Paw raises up, “Git my gun, Maw.”
Maw runs into the house, brings out his pump action shotgun.
He takes careful aim. BANG…BANG…..BANG…..BANG!
The monster size bird continues to sail silently over the tree tops.
“I think ya missed him, Paw,” she says.
“Yeah,” he replies, “but at least he let go of ol’ John!”
A young man excitedly tells his mother he’s fallen in love and is going to get married. He says,
“Just for fun, Ma, I’m going to bring over 3 women and you try and guess which one I’m going to marry.”
The mother agrees.
The next day, he brings 3 beautiful women into the house and sits them down on the couch and they chat for a while. He then says,
“Okay, Ma. Guess which one I’m going to marry.”

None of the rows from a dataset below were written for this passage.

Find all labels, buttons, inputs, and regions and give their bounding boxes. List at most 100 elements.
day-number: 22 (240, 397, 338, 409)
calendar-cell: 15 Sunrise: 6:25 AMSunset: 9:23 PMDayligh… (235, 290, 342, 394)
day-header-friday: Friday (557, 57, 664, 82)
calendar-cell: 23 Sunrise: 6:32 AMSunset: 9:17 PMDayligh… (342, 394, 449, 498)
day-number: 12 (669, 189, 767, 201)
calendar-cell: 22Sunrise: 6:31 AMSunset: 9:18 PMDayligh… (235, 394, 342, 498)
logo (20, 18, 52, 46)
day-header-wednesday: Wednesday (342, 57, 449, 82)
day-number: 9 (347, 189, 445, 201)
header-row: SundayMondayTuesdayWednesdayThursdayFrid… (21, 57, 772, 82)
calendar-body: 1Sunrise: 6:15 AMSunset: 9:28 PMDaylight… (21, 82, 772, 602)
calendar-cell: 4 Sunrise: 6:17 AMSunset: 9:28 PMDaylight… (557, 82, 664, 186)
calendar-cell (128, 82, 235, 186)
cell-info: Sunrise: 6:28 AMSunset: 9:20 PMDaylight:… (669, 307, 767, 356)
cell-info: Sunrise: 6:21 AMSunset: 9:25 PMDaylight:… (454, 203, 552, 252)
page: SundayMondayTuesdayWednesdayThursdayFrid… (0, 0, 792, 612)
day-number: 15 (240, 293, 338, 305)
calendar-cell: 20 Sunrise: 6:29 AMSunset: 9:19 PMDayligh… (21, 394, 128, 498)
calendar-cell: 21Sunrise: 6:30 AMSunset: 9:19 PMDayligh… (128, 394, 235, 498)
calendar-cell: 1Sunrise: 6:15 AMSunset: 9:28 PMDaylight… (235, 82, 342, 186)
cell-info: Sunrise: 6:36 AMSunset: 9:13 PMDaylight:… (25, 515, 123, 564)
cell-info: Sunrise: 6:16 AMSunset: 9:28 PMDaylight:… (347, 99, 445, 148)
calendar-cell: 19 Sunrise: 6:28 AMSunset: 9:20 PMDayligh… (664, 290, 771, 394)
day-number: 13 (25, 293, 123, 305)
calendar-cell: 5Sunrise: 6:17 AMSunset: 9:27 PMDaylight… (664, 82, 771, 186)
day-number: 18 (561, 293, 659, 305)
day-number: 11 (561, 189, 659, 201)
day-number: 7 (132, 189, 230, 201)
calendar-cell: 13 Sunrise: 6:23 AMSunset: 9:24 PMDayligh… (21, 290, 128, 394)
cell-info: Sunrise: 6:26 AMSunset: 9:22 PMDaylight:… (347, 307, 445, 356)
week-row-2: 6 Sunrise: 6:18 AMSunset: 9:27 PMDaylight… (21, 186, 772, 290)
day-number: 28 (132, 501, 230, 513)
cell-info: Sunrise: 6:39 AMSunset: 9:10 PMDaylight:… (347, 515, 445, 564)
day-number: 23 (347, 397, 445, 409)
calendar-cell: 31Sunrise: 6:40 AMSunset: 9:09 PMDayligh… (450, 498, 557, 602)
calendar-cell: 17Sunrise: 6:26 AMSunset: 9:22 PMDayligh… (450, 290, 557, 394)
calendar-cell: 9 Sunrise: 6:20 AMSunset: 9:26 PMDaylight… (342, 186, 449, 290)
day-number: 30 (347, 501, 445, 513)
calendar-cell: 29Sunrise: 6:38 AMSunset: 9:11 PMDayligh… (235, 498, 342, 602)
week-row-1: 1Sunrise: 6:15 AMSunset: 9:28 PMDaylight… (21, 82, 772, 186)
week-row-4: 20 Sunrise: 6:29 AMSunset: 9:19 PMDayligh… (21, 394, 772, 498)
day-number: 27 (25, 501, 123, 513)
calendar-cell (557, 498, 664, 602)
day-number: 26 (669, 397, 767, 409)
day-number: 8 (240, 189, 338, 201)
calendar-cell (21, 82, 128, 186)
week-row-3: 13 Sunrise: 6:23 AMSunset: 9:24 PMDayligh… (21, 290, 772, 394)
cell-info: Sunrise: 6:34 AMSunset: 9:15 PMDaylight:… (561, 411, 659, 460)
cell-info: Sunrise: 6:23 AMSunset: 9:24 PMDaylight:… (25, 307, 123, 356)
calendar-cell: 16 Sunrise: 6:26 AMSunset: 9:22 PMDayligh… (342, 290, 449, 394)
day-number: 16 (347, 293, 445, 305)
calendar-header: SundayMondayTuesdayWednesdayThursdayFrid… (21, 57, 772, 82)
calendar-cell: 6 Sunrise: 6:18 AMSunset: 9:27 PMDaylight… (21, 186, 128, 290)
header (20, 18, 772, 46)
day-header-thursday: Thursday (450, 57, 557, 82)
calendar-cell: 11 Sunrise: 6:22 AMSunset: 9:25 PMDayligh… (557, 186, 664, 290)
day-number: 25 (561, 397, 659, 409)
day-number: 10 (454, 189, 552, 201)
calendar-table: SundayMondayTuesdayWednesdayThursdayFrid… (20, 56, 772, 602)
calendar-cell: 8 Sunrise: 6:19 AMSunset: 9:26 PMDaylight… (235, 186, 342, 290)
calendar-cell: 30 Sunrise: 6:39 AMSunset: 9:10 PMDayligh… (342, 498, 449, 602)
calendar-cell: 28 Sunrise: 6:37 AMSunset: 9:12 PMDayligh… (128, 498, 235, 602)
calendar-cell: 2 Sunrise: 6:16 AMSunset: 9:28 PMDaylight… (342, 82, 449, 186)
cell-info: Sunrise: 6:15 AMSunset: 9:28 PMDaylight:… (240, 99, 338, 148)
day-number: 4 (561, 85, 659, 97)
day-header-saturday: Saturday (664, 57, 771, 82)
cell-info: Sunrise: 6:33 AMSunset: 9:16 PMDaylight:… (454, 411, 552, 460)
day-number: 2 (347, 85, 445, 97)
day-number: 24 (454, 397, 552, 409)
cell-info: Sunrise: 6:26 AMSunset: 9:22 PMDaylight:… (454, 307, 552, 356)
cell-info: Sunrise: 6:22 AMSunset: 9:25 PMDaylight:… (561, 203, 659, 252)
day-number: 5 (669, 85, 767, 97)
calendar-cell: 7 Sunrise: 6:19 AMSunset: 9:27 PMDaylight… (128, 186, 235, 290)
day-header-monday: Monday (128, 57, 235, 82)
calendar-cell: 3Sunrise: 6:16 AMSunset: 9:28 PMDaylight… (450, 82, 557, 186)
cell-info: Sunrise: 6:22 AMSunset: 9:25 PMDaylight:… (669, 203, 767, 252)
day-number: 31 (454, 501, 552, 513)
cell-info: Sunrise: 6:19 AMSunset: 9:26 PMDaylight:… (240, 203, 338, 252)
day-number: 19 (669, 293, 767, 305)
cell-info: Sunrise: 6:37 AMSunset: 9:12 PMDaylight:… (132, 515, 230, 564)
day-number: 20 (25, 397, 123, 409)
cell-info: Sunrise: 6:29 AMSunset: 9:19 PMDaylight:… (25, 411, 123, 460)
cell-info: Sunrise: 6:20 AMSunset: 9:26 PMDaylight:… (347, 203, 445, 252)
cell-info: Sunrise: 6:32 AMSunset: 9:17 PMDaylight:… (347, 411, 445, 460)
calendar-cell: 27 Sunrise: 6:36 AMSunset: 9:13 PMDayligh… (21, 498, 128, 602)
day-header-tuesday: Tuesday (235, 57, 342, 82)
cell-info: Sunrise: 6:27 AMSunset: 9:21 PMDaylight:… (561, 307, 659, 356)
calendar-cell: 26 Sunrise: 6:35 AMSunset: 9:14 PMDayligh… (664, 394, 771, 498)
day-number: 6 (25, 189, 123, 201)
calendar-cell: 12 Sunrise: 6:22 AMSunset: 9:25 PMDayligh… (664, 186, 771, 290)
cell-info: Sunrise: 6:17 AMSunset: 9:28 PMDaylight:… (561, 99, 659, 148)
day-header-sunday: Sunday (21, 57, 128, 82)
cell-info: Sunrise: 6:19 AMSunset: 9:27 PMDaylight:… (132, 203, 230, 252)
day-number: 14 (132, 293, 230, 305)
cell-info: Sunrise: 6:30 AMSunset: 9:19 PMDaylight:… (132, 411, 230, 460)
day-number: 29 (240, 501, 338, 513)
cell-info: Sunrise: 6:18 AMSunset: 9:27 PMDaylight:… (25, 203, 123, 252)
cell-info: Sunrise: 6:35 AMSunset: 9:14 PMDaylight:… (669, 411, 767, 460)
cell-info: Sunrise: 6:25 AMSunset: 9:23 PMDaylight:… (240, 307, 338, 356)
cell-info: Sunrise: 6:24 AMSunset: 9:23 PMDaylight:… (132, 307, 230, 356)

She immediately replies, “The redhead in the middle.”
“That’s amazing, Ma. You’re right. How did you know?”
“I don’t like her.”
Top Signs That You’re Too Old to Trick or Treat …
10. You get winded from knocking on the door.
9. You have to have another kid chew the candy for you.
8. You ask for high fiber candy only.
7. When someone drops a candy bar in your bag, you lose your balance and fall over.
6. People say, “What a scary mask!” but you’re not wearing a mask!
5. When the door opens you yell, “Trick or…” and can’t remember the rest.
4. By the end of the night, you have a bag full of restraining orders.
3. You have to carefully choose a costume that won’t dislodge your hairpiece.
2. You’re the only Power Ranger in the neighborhood with a walker.
and last but not least…
1. You avoid going to houses where your ex-wives live.
Two lawyers met at a cocktail party late one night.
“How’s business?” asked the first.
“Rotten,” replied the other. “Yesterday, I chased an ambulance for twenty miles. When I finally caught up to it, there were already two other lawyer hanging on to the bumper.”